Both studies explore how cooperative data governance models can enable people-centred smart cities and advance data sovereignty as a democratic and territorial goal.


A Cooperative Playbook for the AI Era

In the second part of his talk, Prof. Calzada presented a seven-point cooperative playbook for AI-era data governance, offering a roadmap for policymakers, cooperatives, and civic organizations seeking to operationalize data sovereignty. The playbook emphasizes:

  • Mission-first, revenue-real models anchored in member value;
  • City-regional pilots that federate into transnational networks;
  • Cooperative fiduciary data intermediaries ensuring consent and benefit-sharing;
  • Open, privacy-preserving technological stacks to avoid vendor lock-in;
  • Procurement levers and policy alignment favouring cooperative data custodians;
  • People-centred metrics measuring community benefit, not just data volume;
  • Data literacy programs to overcome the “data divide.”

From Principles to Practice: Action Research and Policy Pilots

Calzada proposed concrete use cases that can advance immediately—such as community health data stewardship, mobility intelligence for drivers and riders, energy flexibility, and tenant data trusts—all aligning cooperative values with real public-interest applications.

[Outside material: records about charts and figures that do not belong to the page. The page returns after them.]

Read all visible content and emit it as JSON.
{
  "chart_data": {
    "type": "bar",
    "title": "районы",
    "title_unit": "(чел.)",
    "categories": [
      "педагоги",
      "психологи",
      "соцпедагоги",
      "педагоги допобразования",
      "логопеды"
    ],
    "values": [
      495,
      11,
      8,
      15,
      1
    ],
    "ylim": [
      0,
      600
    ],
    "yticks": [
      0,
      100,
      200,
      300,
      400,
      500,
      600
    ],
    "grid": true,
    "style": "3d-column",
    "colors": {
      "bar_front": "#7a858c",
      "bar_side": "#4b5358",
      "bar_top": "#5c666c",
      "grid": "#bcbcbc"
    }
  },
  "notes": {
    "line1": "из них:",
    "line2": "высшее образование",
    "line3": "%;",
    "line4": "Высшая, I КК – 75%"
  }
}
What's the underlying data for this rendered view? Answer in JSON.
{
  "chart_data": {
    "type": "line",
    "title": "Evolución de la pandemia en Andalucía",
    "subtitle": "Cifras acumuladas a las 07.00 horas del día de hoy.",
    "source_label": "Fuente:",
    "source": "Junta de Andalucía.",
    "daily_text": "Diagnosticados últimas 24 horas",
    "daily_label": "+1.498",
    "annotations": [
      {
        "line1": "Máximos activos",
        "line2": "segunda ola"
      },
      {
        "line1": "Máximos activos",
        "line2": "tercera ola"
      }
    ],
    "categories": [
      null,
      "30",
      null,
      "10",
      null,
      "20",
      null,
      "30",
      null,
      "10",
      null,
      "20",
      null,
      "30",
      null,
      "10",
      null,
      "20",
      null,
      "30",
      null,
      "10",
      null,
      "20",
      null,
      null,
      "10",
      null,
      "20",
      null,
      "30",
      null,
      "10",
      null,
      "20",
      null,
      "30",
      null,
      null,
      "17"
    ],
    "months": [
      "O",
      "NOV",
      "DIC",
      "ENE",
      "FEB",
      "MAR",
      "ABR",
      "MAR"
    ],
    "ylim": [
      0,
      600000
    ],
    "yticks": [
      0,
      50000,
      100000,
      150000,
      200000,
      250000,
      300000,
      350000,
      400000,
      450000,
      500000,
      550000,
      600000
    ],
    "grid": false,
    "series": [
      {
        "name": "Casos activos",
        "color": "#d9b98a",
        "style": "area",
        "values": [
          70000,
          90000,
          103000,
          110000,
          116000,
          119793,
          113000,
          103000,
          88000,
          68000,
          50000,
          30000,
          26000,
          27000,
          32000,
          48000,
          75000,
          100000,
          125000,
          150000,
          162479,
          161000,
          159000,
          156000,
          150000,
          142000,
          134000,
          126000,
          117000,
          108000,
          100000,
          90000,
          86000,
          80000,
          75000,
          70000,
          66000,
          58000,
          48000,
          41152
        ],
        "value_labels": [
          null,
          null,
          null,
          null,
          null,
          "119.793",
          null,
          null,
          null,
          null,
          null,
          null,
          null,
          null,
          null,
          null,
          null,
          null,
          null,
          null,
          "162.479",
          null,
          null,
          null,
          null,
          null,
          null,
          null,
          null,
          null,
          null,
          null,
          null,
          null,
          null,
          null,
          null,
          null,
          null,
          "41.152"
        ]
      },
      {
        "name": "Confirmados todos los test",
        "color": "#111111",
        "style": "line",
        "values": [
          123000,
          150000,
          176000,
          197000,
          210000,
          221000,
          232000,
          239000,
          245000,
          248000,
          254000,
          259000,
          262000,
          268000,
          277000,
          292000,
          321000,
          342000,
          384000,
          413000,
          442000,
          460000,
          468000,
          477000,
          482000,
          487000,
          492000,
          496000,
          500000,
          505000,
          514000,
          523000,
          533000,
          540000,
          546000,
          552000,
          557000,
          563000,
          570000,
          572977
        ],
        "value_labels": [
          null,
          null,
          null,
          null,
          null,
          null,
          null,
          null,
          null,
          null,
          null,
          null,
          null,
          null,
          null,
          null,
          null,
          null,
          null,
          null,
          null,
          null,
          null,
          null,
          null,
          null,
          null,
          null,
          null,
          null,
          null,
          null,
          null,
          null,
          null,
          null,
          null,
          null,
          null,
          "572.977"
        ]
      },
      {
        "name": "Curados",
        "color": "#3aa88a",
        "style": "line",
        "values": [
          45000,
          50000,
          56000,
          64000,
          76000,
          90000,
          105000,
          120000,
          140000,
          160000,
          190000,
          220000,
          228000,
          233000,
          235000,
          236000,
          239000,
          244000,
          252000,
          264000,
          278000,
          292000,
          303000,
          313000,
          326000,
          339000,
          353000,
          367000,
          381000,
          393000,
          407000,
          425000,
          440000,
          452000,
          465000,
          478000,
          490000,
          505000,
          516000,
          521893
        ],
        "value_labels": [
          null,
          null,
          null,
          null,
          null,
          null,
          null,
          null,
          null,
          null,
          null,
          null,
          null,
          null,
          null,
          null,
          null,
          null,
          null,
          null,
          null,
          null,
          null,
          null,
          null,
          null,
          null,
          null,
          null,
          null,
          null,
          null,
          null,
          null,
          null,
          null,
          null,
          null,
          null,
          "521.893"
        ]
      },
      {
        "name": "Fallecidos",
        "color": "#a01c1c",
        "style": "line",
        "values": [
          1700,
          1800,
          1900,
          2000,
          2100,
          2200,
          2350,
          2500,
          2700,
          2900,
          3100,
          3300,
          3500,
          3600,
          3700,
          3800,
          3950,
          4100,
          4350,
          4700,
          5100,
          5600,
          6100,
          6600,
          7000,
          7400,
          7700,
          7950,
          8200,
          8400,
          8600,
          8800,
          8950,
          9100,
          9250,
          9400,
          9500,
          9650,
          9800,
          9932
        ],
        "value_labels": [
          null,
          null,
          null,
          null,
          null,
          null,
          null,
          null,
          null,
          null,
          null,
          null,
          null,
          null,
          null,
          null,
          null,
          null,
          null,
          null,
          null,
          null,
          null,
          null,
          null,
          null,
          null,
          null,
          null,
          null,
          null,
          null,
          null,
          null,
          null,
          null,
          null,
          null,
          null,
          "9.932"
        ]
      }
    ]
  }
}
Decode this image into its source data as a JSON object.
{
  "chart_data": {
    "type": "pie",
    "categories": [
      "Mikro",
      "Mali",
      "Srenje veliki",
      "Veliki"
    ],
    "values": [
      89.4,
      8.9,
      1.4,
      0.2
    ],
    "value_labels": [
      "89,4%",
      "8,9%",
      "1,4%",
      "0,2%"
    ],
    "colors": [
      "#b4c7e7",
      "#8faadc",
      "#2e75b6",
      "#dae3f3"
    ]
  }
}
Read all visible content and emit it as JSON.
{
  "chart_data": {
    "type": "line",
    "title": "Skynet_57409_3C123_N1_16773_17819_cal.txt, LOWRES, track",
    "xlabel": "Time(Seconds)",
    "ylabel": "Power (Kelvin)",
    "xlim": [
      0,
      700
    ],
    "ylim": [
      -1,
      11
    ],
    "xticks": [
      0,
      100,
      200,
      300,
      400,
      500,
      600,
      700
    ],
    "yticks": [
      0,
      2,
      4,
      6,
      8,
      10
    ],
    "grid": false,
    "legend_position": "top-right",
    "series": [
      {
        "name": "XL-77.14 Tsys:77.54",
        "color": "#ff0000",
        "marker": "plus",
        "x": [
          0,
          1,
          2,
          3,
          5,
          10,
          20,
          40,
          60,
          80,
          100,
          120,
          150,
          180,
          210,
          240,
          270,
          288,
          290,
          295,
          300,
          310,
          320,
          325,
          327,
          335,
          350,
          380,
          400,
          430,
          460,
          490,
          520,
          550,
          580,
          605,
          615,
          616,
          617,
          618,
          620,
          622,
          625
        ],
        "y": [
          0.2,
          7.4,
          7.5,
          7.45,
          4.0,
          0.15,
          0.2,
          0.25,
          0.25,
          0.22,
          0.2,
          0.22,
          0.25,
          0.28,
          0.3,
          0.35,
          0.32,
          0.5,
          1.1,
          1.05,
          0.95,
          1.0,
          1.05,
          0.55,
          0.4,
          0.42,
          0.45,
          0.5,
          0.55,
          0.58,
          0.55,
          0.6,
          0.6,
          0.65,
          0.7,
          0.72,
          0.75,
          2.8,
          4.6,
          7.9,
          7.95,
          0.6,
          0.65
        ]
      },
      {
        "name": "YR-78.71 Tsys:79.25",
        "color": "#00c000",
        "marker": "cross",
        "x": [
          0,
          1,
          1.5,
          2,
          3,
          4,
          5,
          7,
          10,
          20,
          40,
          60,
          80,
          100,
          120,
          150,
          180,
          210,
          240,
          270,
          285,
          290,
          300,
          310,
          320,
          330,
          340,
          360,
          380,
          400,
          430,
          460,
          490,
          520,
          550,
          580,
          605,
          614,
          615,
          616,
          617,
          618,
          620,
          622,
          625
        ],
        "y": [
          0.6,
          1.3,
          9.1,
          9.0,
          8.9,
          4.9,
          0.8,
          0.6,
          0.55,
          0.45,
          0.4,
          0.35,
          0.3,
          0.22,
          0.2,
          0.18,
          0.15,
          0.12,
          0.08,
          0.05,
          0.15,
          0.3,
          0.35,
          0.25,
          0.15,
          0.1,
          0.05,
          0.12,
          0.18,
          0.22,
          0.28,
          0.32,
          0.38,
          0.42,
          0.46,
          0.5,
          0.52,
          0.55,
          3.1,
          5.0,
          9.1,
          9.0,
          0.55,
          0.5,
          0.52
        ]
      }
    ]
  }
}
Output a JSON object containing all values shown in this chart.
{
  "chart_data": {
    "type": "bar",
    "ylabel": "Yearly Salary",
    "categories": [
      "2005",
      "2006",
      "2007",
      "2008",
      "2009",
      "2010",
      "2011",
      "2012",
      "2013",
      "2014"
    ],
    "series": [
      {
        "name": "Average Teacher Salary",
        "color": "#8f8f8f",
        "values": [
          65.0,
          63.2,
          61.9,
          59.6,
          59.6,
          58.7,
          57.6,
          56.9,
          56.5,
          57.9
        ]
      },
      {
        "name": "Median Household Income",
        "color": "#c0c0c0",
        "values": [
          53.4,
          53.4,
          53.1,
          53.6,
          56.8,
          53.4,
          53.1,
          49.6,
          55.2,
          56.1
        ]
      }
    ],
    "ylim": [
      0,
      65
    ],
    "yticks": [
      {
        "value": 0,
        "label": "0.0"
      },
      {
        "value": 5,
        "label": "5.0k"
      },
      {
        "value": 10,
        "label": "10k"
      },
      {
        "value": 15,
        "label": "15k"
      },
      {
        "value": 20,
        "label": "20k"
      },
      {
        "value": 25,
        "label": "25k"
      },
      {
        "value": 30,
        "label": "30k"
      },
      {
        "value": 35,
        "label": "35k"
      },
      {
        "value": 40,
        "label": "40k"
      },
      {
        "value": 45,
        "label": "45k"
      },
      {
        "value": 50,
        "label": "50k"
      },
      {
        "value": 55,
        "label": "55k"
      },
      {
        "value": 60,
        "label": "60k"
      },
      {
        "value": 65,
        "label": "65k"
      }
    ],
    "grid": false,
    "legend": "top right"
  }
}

He argued that data cooperatives should become the operative mechanism translating digital rights and data sovereignty into everyday city-regional services under the broader vision of People-Centred Smart Cities.


A Call to Action for Global Cooperative Networks

To conclude, Prof. Calzada invited participants to identify local use cases within their cooperative ecosystems that could demonstrate data stewardship within six months. His final message was clear:

“Technical innovation alone isn’t enough. The barriers are institutional, cultural, and political: extractivist defaults, infrastructure captivity, and a chronic lack of trust.

But if we, as a global cooperative movement, align our missions—from Mondragon to Montreal, from the Basque Country to California—data sovereignty can become not a slogan, but a shared infrastructure for the age of AI.”


Context and Significance

The Global Innovation Coop Summit—organized by the Project Liberty Institute, the Decentralization Research Center (DRC), and MONDRAGON—continues to serve as a critical platform for rethinking the social economy in the context of AI, data governance, and digital sovereignty.

This 2025 edition featured the introduction of ASETT (Arizmendiarrieta Social Economy Think Tank), a new initiative led by MONDRAGON to foster global dialogue and innovation in the cooperative sector—aligning closely with Calzada’s ongoing research on AI for Social Innovation and Data Cooperatives.


Keywords: Data Cooperatives, AI Governance, Social Economy, Digital Sovereignty, Cooperative Innovation, MONDRAGON, Project Liberty Institute, Decentralization Research Center, People-Centred Smart Cities.